Fish Like a Pro - Carolina Country

Fish Like a Pro

Embrace these habits to catch bigger fish

By Brandpoint

Fish Like a Pro

Fly Fishing in the Tuckasegee River (Photo courtesy of

Anyone who has put time in fishing knows that the big one isn’t always caught by the most experienced angler. In other words, there can be a lot of luck in fishing. On the other hand, if you want to consistently catch more fish and bigger fish (and create your own luck), you can set yourself up for greater success if you follow these tips.

Go to the fish.

It sounds obvious but it’s important. Conditions in some areas produce an outsized number of fish or trophy-size fish. For example, professional bass fishing tournaments tend to be conducted on big bodies of water known for their big numbers. Before you head out, read fishing reports online. The North Carolina Division of Marine Fisheries’ website offers coastal reports. The regional summaries estimates catches of various fish by interviewing hundreds of anglers throughout the coast. Resources on the North Carolina Wildlife Resources Commission’s website include a map that shows ponds and lakes where fish attractors have been placed.

Wobbling is good.

Big fish zero in on wounded fish for an easy meal. Lures that mimic wounded motions include the Original Floating Rapala, a lure created with natural balsa wood that recreates the wobbling motion of a wounded bait fish.

Use needle-sharp hooks.

Many fish have hard mouths so you need to use a hook that will hold on when a fish bites down on your bait. Fishing pros like Ott DeFoe and Jacob Wheeler rely on needle-sharp hooks to win major bass tournaments.

Focus on structures.

Have you ever noticed when you go to a party how everyone hangs around the island in the kitchen? Fish are no different, really — they like to hover around rocks and reefs, hang around dock and pier posts, and hide in weed beds.

Keep asking why.

In a fishing magazine article, pro angler Mike Iaconelli was asked about why he loves fishing and why bass pros are so good at it. Iaconelli said he looks at fishing like solving a puzzle. When he catches a fish, he asks himself, “Why did that happen?” so he can learn from it and keep catching more.

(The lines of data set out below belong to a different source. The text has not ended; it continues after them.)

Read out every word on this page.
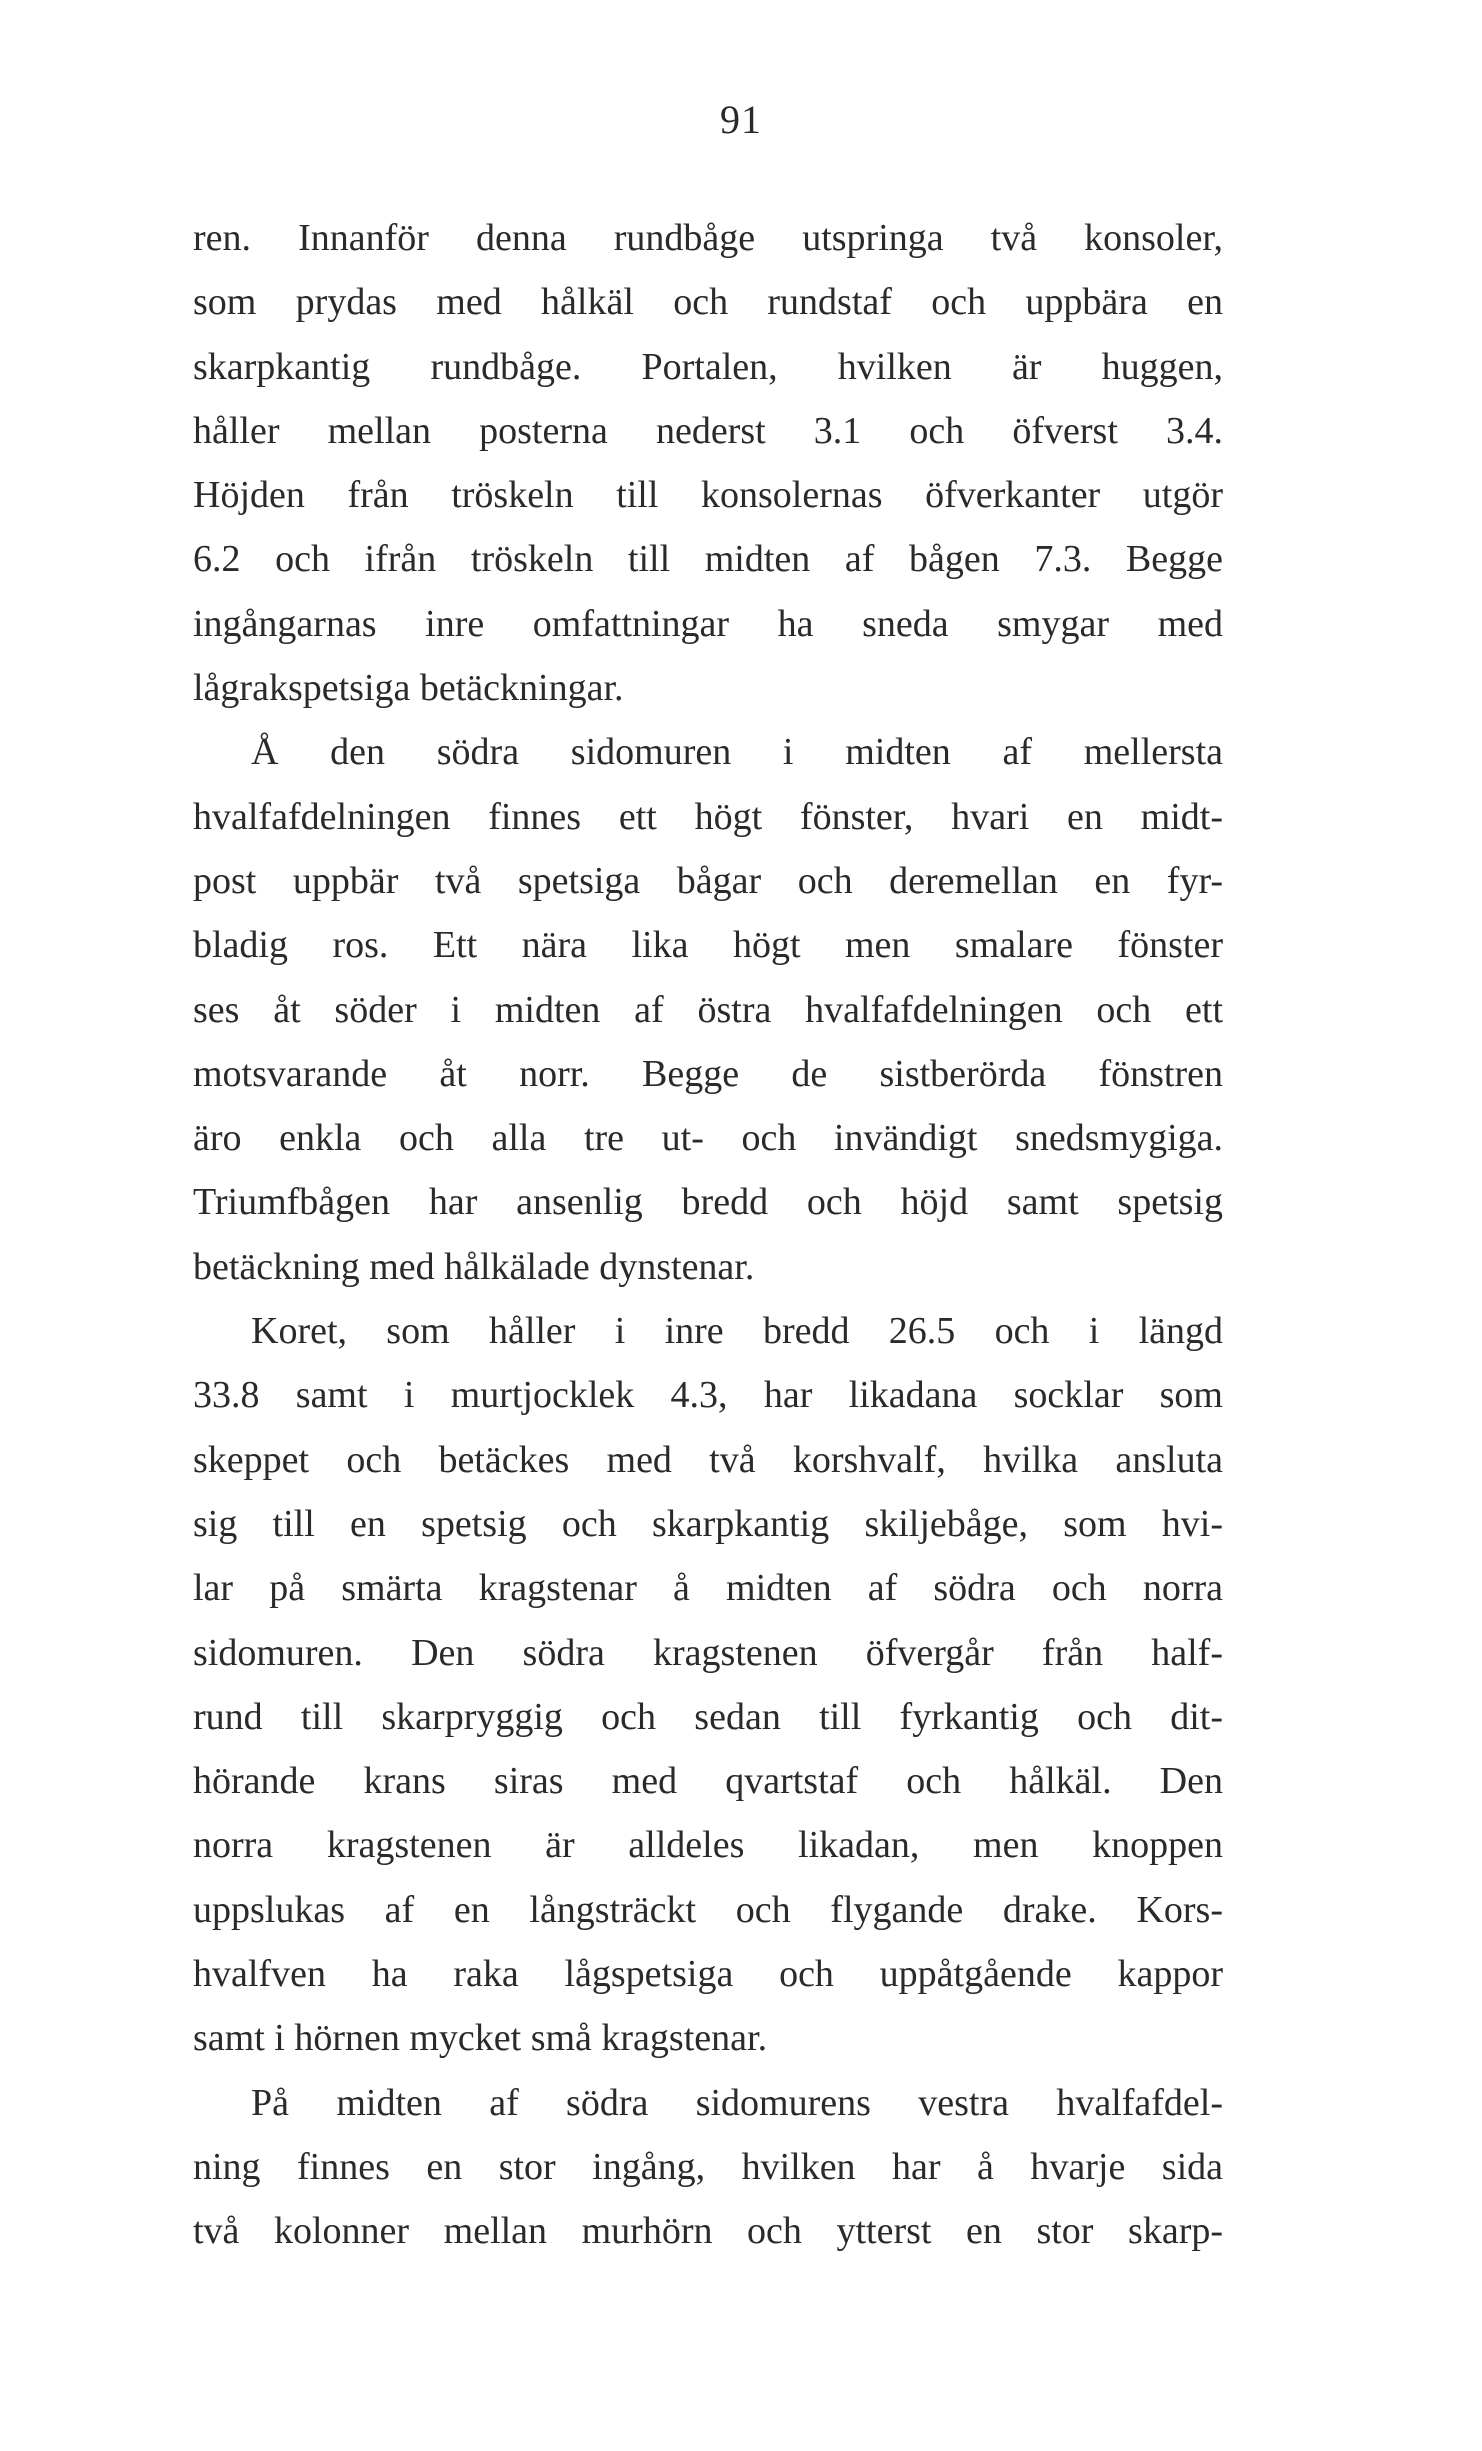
91
ren. Innanför denna rundbåge utspringa två konsoler,
som prydas med hålkäl och rundstaf och uppbära en
skarpkantig rundbåge. Portalen, hvilken är huggen,
håller mellan posterna nederst 3.1 och öfverst 3.4.
Höjden från tröskeln till konsolernas öfverkanter utgör
6.2 och ifrån tröskeln till midten af bågen 7.3. Begge
ingångarnas inre omfattningar ha sneda smygar med
lågrakspetsiga betäckningar.
Å den södra sidomuren i midten af mellersta
hvalfafdelningen finnes ett högt fönster, hvari en midt-
post uppbär två spetsiga bågar och deremellan en fyr-
bladig ros. Ett nära lika högt men smalare fönster
ses åt söder i midten af östra hvalfafdelningen och ett
motsvarande åt norr. Begge de sistberörda fönstren
äro enkla och alla tre ut- och invändigt snedsmygiga.
Triumfbågen har ansenlig bredd och höjd samt spetsig
betäckning med hålkälade dynstenar.
Koret, som håller i inre bredd 26.5 och i längd
33.8 samt i murtjocklek 4.3, har likadana socklar som
skeppet och betäckes med två korshvalf, hvilka ansluta
sig till en spetsig och skarpkantig skiljebåge, som hvi-
lar på smärta kragstenar å midten af södra och norra
sidomuren. Den södra kragstenen öfvergår från half-
rund till skarpryggig och sedan till fyrkantig och dit-
hörande krans siras med qvartstaf och hålkäl. Den
norra kragstenen är alldeles likadan, men knoppen
uppslukas af en långsträckt och flygande drake. Kors-
hvalfven ha raka lågspetsiga och uppåtgående kappor
samt i hörnen mycket små kragstenar.
På midten af södra sidomurens vestra hvalfafdel-
ning finnes en stor ingång, hvilken har å hvarje sida
två kolonner mellan murhörn och ytterst en stor skarp-
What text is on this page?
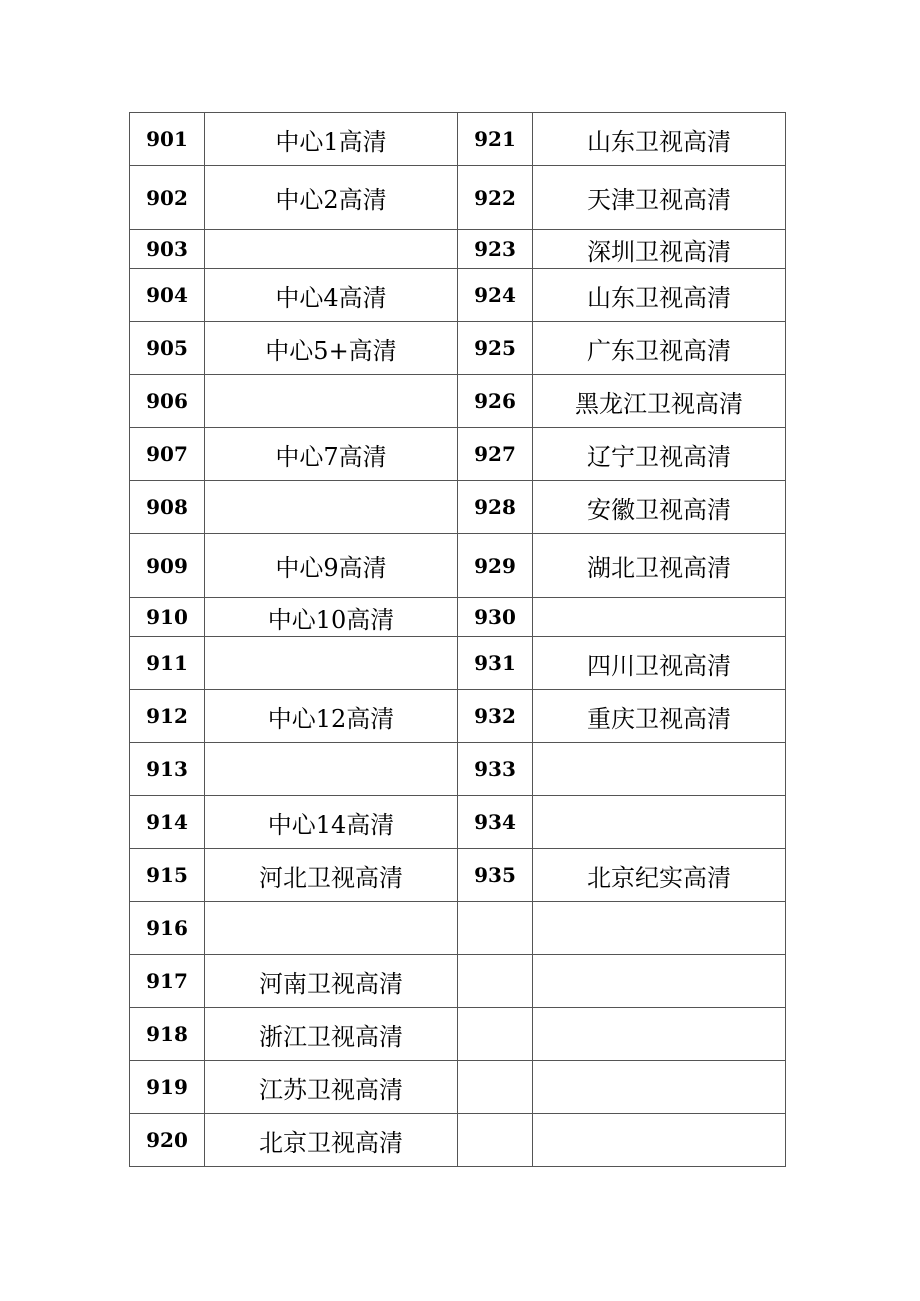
901	中心1高清	921	山东卫视高清
902	中心2高清	922	天津卫视高清
903		923	深圳卫视高清
904	中心4高清	924	山东卫视高清
905	中心5+高清	925	广东卫视高清
906		926	黑龙江卫视高清
907	中心7高清	927	辽宁卫视高清
908		928	安徽卫视高清
909	中心9高清	929	湖北卫视高清
910	中心10高清	930	
911		931	四川卫视高清
912	中心12高清	932	重庆卫视高清
913		933	
914	中心14高清	934	
915	河北卫视高清	935	北京纪实高清
916			
917	河南卫视高清		
918	浙江卫视高清		
919	江苏卫视高清		
920	北京卫视高清		
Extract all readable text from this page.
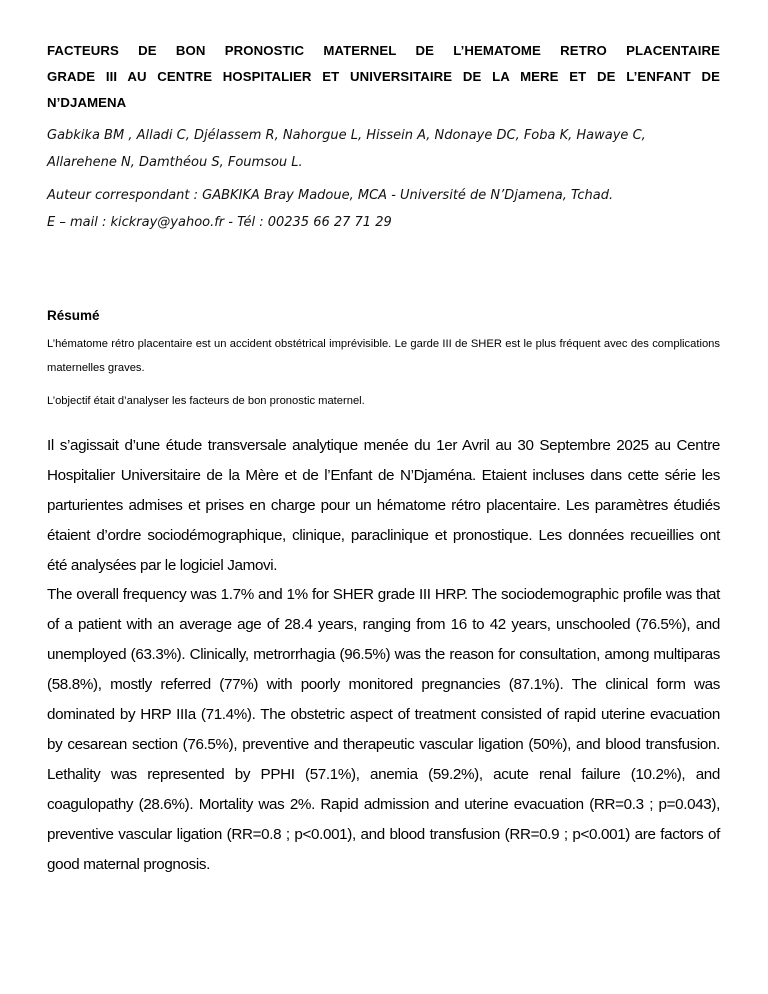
FACTEURS DE BON PRONOSTIC MATERNEL DE L’HEMATOME RETRO PLACENTAIRE
GRADE III AU CENTRE HOSPITALIER ET UNIVERSITAIRE DE LA MERE ET DE L’ENFANT DE
N’DJAMENA
Gabkika BM , Alladi C, Djélassem R, Nahorgue L, Hissein A, Ndonaye DC, Foba K, Hawaye C,
Allarehene N, Damthéou S, Foumsou L.
Auteur correspondant : GABKIKA Bray Madoue, MCA - Université de N’Djamena, Tchad.
E – mail : kickray@yahoo.fr - Tél : 00235 66 27 71 29
Résumé

L’hématome rétro placentaire est un accident obstétrical imprévisible. Le garde III de SHER est le plus fréquent avec des complications maternelles graves.

L’objectif était d’analyser les facteurs de bon pronostic maternel.

Il s’agissait d’une étude transversale analytique menée du 1er Avril au 30 Septembre 2025 au Centre Hospitalier Universitaire de la Mère et de l’Enfant de N’Djaména. Etaient incluses dans cette série les parturientes admises et prises en charge pour un hématome rétro placentaire. Les paramètres étudiés étaient d’ordre sociodémographique, clinique, paraclinique et pronostique. Les données recueillies ont été analysées par le logiciel Jamovi.

The overall frequency was 1.7% and 1% for SHER grade III HRP. The sociodemographic profile was that of a patient with an average age of 28.4 years, ranging from 16 to 42 years, unschooled (76.5%), and unemployed (63.3%). Clinically, metrorrhagia (96.5%) was the reason for consultation, among multiparas (58.8%), mostly referred (77%) with poorly monitored pregnancies (87.1%). The clinical form was dominated by HRP IIIa (71.4%). The obstetric aspect of treatment consisted of rapid uterine evacuation by cesarean section (76.5%), preventive and therapeutic vascular ligation (50%), and blood transfusion. Lethality was represented by PPHI (57.1%), anemia (59.2%), acute renal failure (10.2%), and coagulopathy (28.6%). Mortality was 2%. Rapid admission and uterine evacuation (RR=0.3 ; p=0.043), preventive vascular ligation (RR=0.8 ; p<0.001), and blood transfusion (RR=0.9 ; p<0.001) are factors of good maternal prognosis.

Replace your fishing line.

Don’t take a chance. Check your line regularly for nicks and abrasions, according to professionals at Sufix, and get in the habit of replacing your fishing line annually if you fish frequently.

Dangle big lures.

In general, big fish are kind of lazy. They want to eat as much as they can while spending the least amount of energy getting their food. It’s hanging out on the couch all day and having a fully stocked fridge within just a short reach. So, when you’re going after bigger fish, try using bigger lures.